Zeta Alpha's 10 Predictions for AI in 2025

Dinos Papakostas

Jan 217 min read

Updated: Jan 24

Zeta Alpha's Trends in AI webinar kicked off the new year by looking at the recent progress in AI and we extrapolate these trends to predict where we think things are headed for 2025. Read on if you want to understand the key developments impacting AI in the next 12 months and get up to speed quickly.

Catch us live for the next edition of our webinar for all the latest news and developments in AI:

Without further ado: Our 10 Predictions for AI in 2025:

Inference-time compute scaling will dominate AI progress.

Figure 1: o1's performance on AIME improves with more test-time compute. [Source]

The trend is shifting from the massive compute used for training AI models to optimizing how they perform during inference. Using more tokens at inference time seems like the most straightforward way of improving the performance of large language models (Fig. 1). This is supported by ongoing research that seeks to replicate models such as OpenAI's o1 (and recently, o3), as they've been the only models to break the ARC-AGI benchmark (Fig. 2). While these models may not show across-the-board improvements, they excel in areas like mathematical reasoning and code generation (Fig. 3). Interestingly, AI regulation so far has been based on training compute, whereas the industry is rapidly moving towards inference time compute. Already, we see smaller labs trying to get in on the action by distilling models similar to o1, either by training on reasoning traces or trying to replicate its reinforcement learning-based training setup. Notably, the recently released DeepSeek-R1 model is alleged to be causing panic in the large industrial AI labs as it was trained on a budget of only $6M on a relatively modest GPU cluster, while matching the performance of OpenAI's o1 model.

Figure 2: o3 (tuned) beats the average human on the ARC-AGI benchmark. [Source]

Figure 3: o1-preview isn't always preferred by humans over GPT-4o. [Source]

The compute market for inference will break NVIDIA’s dominance.

The shift towards inference time reasoning presents a new opportunity to disrupt Nvidia's stronghold.
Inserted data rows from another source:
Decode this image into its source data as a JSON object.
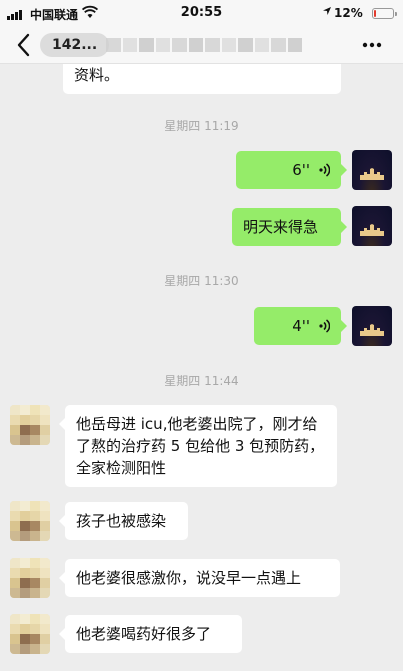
{
  "status_bar": {
    "carrier": "中国联通",
    "time": "20:55",
    "battery_text": "12%",
    "battery_level": 0.12,
    "battery_color": "#e23b2e"
  },
  "nav": {
    "back_icon": "chevron-left-icon",
    "count_label": "142...",
    "more_icon": "more-dots-icon"
  },
  "messages": {
    "prev_text": "资料。",
    "ts1": "星期四 11:19",
    "voice1_duration": "6''",
    "text1": "明天来得急",
    "ts2": "星期四 11:30",
    "voice2_duration": "4''",
    "ts3": "星期四 11:44",
    "friend1": "他岳母进 icu,他老婆出院了，刚才给了熬的治疗药 5 包给他 3 包预防药，全家检测阳性",
    "friend2": "孩子也被感染",
    "friend3": "他老婆很感激你，说没早一点遇上",
    "friend4": "他老婆喝药好很多了"
  },
  "colors": {
    "outgoing_bubble": "#95ec69",
    "incoming_bubble": "#ffffff",
    "background": "#ededed"
  }
}
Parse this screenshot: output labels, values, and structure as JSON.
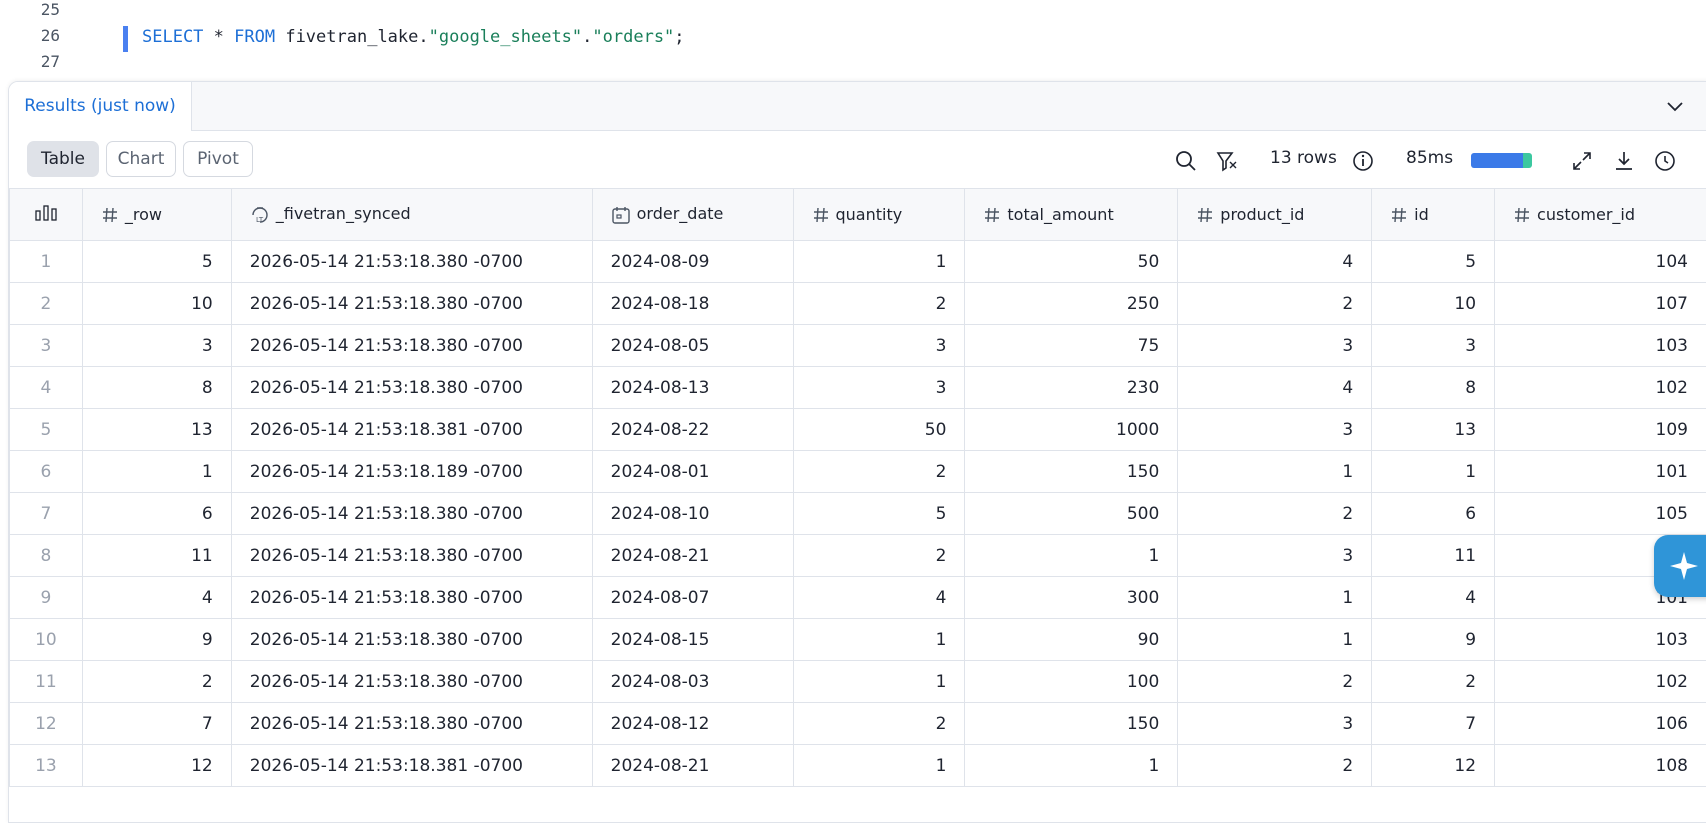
{
  "editor": {
    "lines": [
      {
        "num": "25"
      },
      {
        "num": "26"
      },
      {
        "num": "27"
      }
    ],
    "query": {
      "kw1": "SELECT",
      "star": " * ",
      "kw2": "FROM",
      "ident": " fivetran_lake.",
      "str1": "\"google_sheets\"",
      "dot": ".",
      "str2": "\"orders\"",
      "end": ";"
    }
  },
  "results": {
    "tab_label": "Results (just now)",
    "view_tabs": [
      "Table",
      "Chart",
      "Pivot"
    ],
    "active_view": "Table",
    "row_count": "13 rows",
    "duration": "85ms",
    "progress_fraction": 0.86
  },
  "columns": [
    "_row",
    "_fivetran_synced",
    "order_date",
    "quantity",
    "total_amount",
    "product_id",
    "id",
    "customer_id"
  ],
  "rows": [
    [
      "1",
      "5",
      "2026-05-14 21:53:18.380 -0700",
      "2024-08-09",
      "1",
      "50",
      "4",
      "5",
      "104"
    ],
    [
      "2",
      "10",
      "2026-05-14 21:53:18.380 -0700",
      "2024-08-18",
      "2",
      "250",
      "2",
      "10",
      "107"
    ],
    [
      "3",
      "3",
      "2026-05-14 21:53:18.380 -0700",
      "2024-08-05",
      "3",
      "75",
      "3",
      "3",
      "103"
    ],
    [
      "4",
      "8",
      "2026-05-14 21:53:18.380 -0700",
      "2024-08-13",
      "3",
      "230",
      "4",
      "8",
      "102"
    ],
    [
      "5",
      "13",
      "2026-05-14 21:53:18.381 -0700",
      "2024-08-22",
      "50",
      "1000",
      "3",
      "13",
      "109"
    ],
    [
      "6",
      "1",
      "2026-05-14 21:53:18.189 -0700",
      "2024-08-01",
      "2",
      "150",
      "1",
      "1",
      "101"
    ],
    [
      "7",
      "6",
      "2026-05-14 21:53:18.380 -0700",
      "2024-08-10",
      "5",
      "500",
      "2",
      "6",
      "105"
    ],
    [
      "8",
      "11",
      "2026-05-14 21:53:18.380 -0700",
      "2024-08-21",
      "2",
      "1",
      "3",
      "11",
      "1"
    ],
    [
      "9",
      "4",
      "2026-05-14 21:53:18.380 -0700",
      "2024-08-07",
      "4",
      "300",
      "1",
      "4",
      "101"
    ],
    [
      "10",
      "9",
      "2026-05-14 21:53:18.380 -0700",
      "2024-08-15",
      "1",
      "90",
      "1",
      "9",
      "103"
    ],
    [
      "11",
      "2",
      "2026-05-14 21:53:18.380 -0700",
      "2024-08-03",
      "1",
      "100",
      "2",
      "2",
      "102"
    ],
    [
      "12",
      "7",
      "2026-05-14 21:53:18.380 -0700",
      "2024-08-12",
      "2",
      "150",
      "3",
      "7",
      "106"
    ],
    [
      "13",
      "12",
      "2026-05-14 21:53:18.381 -0700",
      "2024-08-21",
      "1",
      "1",
      "2",
      "12",
      "108"
    ]
  ],
  "colors": {
    "accent": "#1d6fd6",
    "string": "#1a7f5a",
    "fab": "#2f95d8"
  }
}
The appeal of running models on cheaper and more efficient hardware is expected to grow, especially with the increasing prevalence of edge devices. Companies like AMD and Google, with their Instinct Series GPUs and Trillium TPUs respectively, are well-positioned to eat into Nvidia's market share. As the cost of inference will become a critical factor, the high profit margins that Nvidia currently enjoys will not be sustainable. A recent analysis showed that AMD's hardware offers better flops performance, memory capacity, and a lower price compared to Nvidia (Fig. 4). Our internal report of compute accelerators in research papers also shows that the popularity of different hardware is also shifting, with TPUs and other competitors experiencing rapid growth (Fig. 5).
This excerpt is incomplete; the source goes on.